CHAPTER 10CHAPTER 10

DOUBLE DIPPINGDOUBLE DIPPING

It would have been perfectly logical if [Huma Abedin] had said, “I’m out of here.” Any woman could have understood that.

—Huma Abedin’s friend Rory Tahari

It was the spring of 2012 and Secretary of State Hillary Clinton was on a late-night flight to Beijing.

As always, Huma Abedin, Hillary’s longest-serving aide, was close at hand.

Huma was an attractive and stylish woman with a murky personal background. She was born in Kalamazoo, Michigan, and moved to Saudi Arabia with her Muslim parents when she was two years old. She grew up speaking English, Urdu (a language associated with the Muslim region of Hindustan), and Arabic.

She didn’t return to America until her late teens, when she was admitted to George Washington University. There, she became a member of the executive board of the Muslim Students Association, which was founded by the Muslim Brotherhood, a radical Islamist group whose stated goal was to instill the Koran and Sunnah (a major source of Islamic law) as the “sole reference point for . . . ordering the life of the Muslim family, individual, community . . . and state.”

As a college intern in 1996, Huma was assigned to the first lady’s office in the Clinton White House, where she immediately came to the attention of Hillary.

For the next twelve years—from 1996 until 2008, when Hillary ran for the Democratic Party’s presidential nomination—Huma wore two hats: she was Hillary’s “body woman,” her do-it-all personal assistant, and she was the assistant editor of the Journal of Muslim Minority Affairs. Her connection to that publication raised eyebrows in conservative circles, because the Journal was founded by Abdullah Omar Naseef, a notorious financier of Osama bin Laden and al Qaeda.

Huma’s Pakistani mother, Saleha Mahmood Abedin, served as a representative of the Muslim World League, a fundamentalist group, and became the editor in chief of the Journal of Muslim Minority Affairs. Some Islamist-watchers, like Frank J. Gaffney Jr., president of the Center for Security Policy, have written about Huma’s “extensive ties to the Muslim Brotherhood . . . whose self-declared mission is ‘destroying Western civilization from within.’”

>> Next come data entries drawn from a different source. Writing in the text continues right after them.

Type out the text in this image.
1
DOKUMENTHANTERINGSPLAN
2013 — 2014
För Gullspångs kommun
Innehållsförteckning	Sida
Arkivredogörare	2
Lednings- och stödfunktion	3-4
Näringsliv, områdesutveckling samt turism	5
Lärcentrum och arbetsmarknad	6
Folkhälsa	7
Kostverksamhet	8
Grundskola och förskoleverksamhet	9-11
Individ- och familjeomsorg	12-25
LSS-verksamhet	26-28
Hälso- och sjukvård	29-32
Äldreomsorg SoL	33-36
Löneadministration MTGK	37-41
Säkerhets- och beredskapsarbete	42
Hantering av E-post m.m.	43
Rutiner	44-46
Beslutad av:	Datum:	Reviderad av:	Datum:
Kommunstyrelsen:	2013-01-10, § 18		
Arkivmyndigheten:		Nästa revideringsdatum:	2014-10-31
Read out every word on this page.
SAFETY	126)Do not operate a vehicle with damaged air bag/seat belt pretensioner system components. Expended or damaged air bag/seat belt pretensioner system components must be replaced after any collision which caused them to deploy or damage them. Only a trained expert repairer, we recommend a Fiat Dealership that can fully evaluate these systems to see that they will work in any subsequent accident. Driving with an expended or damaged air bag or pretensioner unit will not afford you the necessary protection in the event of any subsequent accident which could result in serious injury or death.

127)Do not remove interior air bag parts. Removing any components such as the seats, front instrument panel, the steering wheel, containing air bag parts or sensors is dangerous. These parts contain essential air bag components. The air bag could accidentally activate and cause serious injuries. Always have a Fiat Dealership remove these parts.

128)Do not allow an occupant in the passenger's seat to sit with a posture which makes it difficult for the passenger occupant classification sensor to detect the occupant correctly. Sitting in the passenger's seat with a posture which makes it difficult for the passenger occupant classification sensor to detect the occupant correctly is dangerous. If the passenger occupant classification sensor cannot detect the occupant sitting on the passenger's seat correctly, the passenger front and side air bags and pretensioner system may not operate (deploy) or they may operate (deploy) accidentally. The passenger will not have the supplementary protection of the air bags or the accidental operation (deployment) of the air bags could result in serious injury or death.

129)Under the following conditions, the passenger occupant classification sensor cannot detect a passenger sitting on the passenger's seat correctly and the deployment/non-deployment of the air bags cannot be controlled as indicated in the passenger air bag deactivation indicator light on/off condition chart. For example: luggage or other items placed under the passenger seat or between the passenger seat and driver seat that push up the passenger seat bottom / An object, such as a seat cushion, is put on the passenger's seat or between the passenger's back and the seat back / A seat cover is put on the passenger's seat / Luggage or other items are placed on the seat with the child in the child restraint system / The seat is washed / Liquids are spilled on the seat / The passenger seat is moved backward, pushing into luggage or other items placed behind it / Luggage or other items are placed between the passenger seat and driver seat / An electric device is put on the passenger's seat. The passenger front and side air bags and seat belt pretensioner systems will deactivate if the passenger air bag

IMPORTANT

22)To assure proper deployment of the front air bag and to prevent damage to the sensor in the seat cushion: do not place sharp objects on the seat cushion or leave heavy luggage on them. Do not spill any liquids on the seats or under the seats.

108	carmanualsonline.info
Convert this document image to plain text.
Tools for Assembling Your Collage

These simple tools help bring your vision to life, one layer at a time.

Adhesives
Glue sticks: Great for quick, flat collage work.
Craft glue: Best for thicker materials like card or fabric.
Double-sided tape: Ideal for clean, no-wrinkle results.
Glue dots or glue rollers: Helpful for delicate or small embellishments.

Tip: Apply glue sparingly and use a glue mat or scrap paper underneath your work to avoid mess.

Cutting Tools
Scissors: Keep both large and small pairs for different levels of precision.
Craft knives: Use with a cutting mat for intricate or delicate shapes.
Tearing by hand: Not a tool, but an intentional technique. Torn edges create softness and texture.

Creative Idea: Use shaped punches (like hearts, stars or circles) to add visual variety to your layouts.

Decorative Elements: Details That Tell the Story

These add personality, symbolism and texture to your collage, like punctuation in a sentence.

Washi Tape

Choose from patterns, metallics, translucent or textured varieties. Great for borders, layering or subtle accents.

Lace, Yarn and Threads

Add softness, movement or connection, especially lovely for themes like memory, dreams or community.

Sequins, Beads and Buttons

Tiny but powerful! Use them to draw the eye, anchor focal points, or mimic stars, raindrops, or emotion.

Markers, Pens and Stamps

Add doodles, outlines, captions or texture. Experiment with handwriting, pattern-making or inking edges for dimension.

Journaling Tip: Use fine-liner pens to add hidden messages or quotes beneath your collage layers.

As “Hillary’s shadow,” Huma kept tabs on Hillary’s personal needs—lodging, transportation, meals, and snacks. She made sure Hillary was dressed appropriately for the weather. And she carried Hillary’s BlackBerry, which would become a major prop in Hillary’s e-mail drama.

Over the years, the two women developed a strong personal bond, and Huma rose in the ranks to become Hillary’s deputy chief of staff. More than an aide, Huma was, with the exception of Bill and Chelsea, the closest person to Hillary. Hillary never went anywhere without Huma.

Despite Huma’s twenty-year relationship with Hillary, she had managed to remain largely under the public radar until the spring of 2011, when her husband, Democratic congressman Anthony Weiner, was unmasked as a serial pervert who sent lewd photos of himself via Twitter.

During the ensuing scandal, which forced Weiner to resign from Congress, Hillary counseled the now-pregnant Huma on how to deal with her wayward husband—a subject on which Hillary was of course a world-class expert. Not surprisingly, she urged Huma to follow her example and save her marriage.

Huma listened to Hillary and stuck by the disgraced Weiner.

People said that Hillary treated Huma as an adopted daughter. But she went much further than that. Following Huma’s maternity leave, Hillary allowed her to continue drawing a State Department salary of $135,000 as a “special government employee” while at the same time she sat on the board of the Clinton Foundation and worked as a $355,000-a-year outside adviser to Teneo, a strategic consulting firm founded by Doug Band, himself a former adviser to President Bill Clinton.

Huma’s double dipping was certainly unethical if not downright illegal. Some people speculated that Huma needed the money because Anthony Weiner was out of a job and broke. Others said she needed the dough to support her pricey lifestyle, which included designer frocks by Oscar de la Renta, Catherine Malandrino, and Prada, and handbags by Yves Saint Laurent. And some people said that Huma had simply caught the money bug from Hillary.

Huma’s years of loyal service were richly rewarded when Hillary announced that she was running for president and anointed Huma as one of her chief surrogates.

“For all intents and purposes,” a Clinton campaign aide told Politico, “[Huma is] No. 3 on the campaign, after [campaign chairman John] Podesta and [campaign manager Robby] Mook.”